Protocols
Can Web Services meet legal requirements?
08:42, 28 May 2001 UTC | Eric van der Vlist

The legal track at XML Europe 2001, chaired by Cecilia Magnusson Sjöberg, raised worrying issues about the legal implications of distributed services relative to privacy protection, information duties, and liability issues.

Reading a presentation written by Nicklas Lundblad, Cecilia Magnusson Sjöberg explained the contradiction between XML's enabling of modular and distributed services and the concept of trust that usually requires predefined contexts.

Referring to European directives, she mentioned three areas where problems of potentially significant issues for distributed services such as those involved in Web Services architectures:

  • Privacy protection (EC/95/46): how can we guarantee that private information will be handled in conformance with our requirements not only by a portal site but also by all the other providers involved in a transaction?
  • Information duties (EC/2000/31): consumers need to be clearly informed of suppliers' identities and status; how can this detailed information be conveyed for multiple suppliers involved in a distributed transaction?
  • Liability: who will be liable for a failure in one of the branches of a distributed transaction?
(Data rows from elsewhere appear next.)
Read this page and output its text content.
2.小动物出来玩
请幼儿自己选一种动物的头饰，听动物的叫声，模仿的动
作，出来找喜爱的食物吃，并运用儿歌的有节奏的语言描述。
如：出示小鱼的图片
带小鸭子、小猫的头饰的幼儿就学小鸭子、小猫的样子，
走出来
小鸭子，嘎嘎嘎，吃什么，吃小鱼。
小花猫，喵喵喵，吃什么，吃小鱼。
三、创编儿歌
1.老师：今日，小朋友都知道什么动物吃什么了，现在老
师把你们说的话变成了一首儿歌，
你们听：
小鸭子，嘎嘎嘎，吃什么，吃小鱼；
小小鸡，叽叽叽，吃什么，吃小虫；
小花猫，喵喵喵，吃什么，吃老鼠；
During the panel session that followed this presentation, Joseph Reagle suggested that P3P could be used for Web Services as an answer to privacy protection, adding that although the European Commission had issued criticisms against P3P, he was personally confident that P3P could be used under both the US and European legal systems.

Another area where technical and legal perspectives are not fully in accord is XML Signature, a technical specification that keeps the meaning of the signature out of its scope while this meaning is critical for the users of applications using the specification.